En fin, las categorías no parecen tener ya ninguna razón de ser. Se han quedado reducidas a guaridas en las que proteger un status.

Desde luego, por la misma razón, tampoco considero que un músico que prescinda de la escritura –ya hablemos de improvisación de cualquier género, de composición colectiva a la manera de un grupo de rock, o de transmisión por la memoria, como ocurre en la música popular–, represente una categoría absoluta de la práctica musical. La persona que puede improvisar es porque tiene un cierto dominio de su instrumento y, viceversa, quien domina un instrumento debe ser capaz de improvisar con él. Y a su vez, quien improvisa (si lo hace bien) tiene la plena capacidad para componer música escrita y viceversa (hablo de capacidad: otra cosa es el conocimiento, la costumbre, la práctica). En la música clásica somos auténticos “fans” de las categorías y la especialización, pero no debemos olvidar que en otras muchas músicas se da la categoría general de “músico” a alguien capaz de tocar, improvisar y componer (después, cada músico sabrá si con una de estas facetas se identifica más o si vive las tres con un cierto equilibrio, de la misma manera que una dieta sana debe incluir todo tipo de alimentos sin que ello obste para que a uno le guste más el marisco o la carne).
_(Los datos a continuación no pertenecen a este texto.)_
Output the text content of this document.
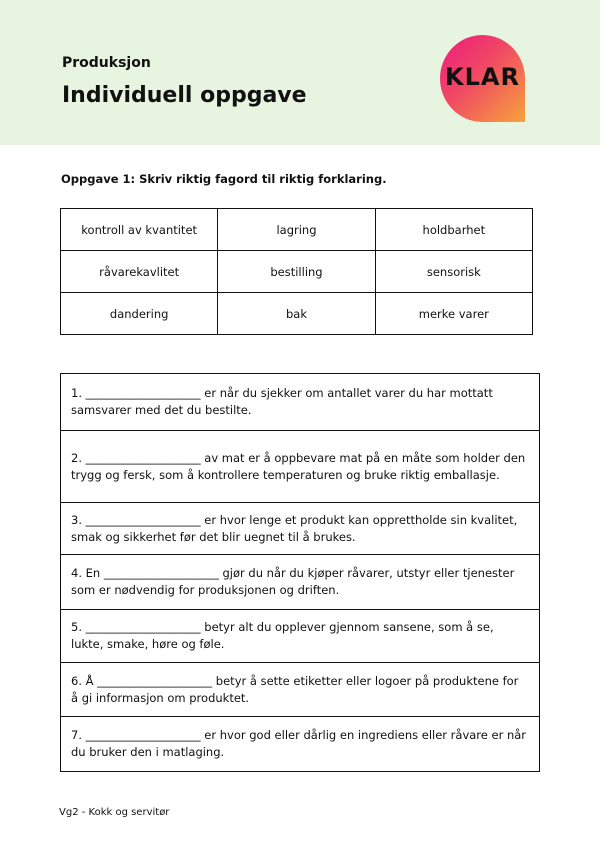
Produksjon
Individuell oppgave
KLAR
Oppgave 1: Skriv riktig fagord til riktig forklaring.
kontroll av kvantitet	lagring	holdbarhet
råvarekavlitet	bestilling	sensorisk
dandering	bak	merke varer
1. ____________________ er når du sjekker om antallet varer du har mottatt samsvarer med det du bestilte.
2. ____________________ av mat er å oppbevare mat på en måte som holder den trygg og fersk, som å kontrollere temperaturen og bruke riktig emballasje.
3. ____________________ er hvor lenge et produkt kan opprettholde sin kvalitet, smak og sikkerhet før det blir uegnet til å brukes.
4. En ____________________ gjør du når du kjøper råvarer, utstyr eller tjenester som er nødvendig for produksjonen og driften.
5. ____________________ betyr alt du opplever gjennom sansene, som å se, lukte, smake, høre og føle.
6. Å ____________________ betyr å sette etiketter eller logoer på produktene for å gi informasjon om produktet.
7. ____________________ er hvor god eller dårlig en ingrediens eller råvare er når du bruker den i matlaging.
Vg2 - Kokk og servitør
Por eso nos debemos felicitar de que, para bendición de la propia música, nuestro tiempo esté arrumbando las clasificaciones sectarias para dejar en una sola la categoría de “músico”, la que define a los que trabajamos con el sonido en el tiempo, como decía la vieja definición de nuestro arte. Naturalmente, este campo sin puertas de la actualidad puede también prestarse a confusiones y a equívocos, y a albergar la medianía al lado del valor artístico, pero estos equívocos no serán, en cualquier caso, mayores en número ni más graves que los que mantenía la vieja y prejuiciosa red de las categorías. Y además serán justamente los propios de nuestro tiempo, y no la herencia irreflexiva de un tiempo pasado. Nuestra realidad es el presente, el aquí y ahora de nuestra sociedad y de su manera de recibir y vivir el hecho musical. Y la realidad es, nos plazca o nos pese, ineludible.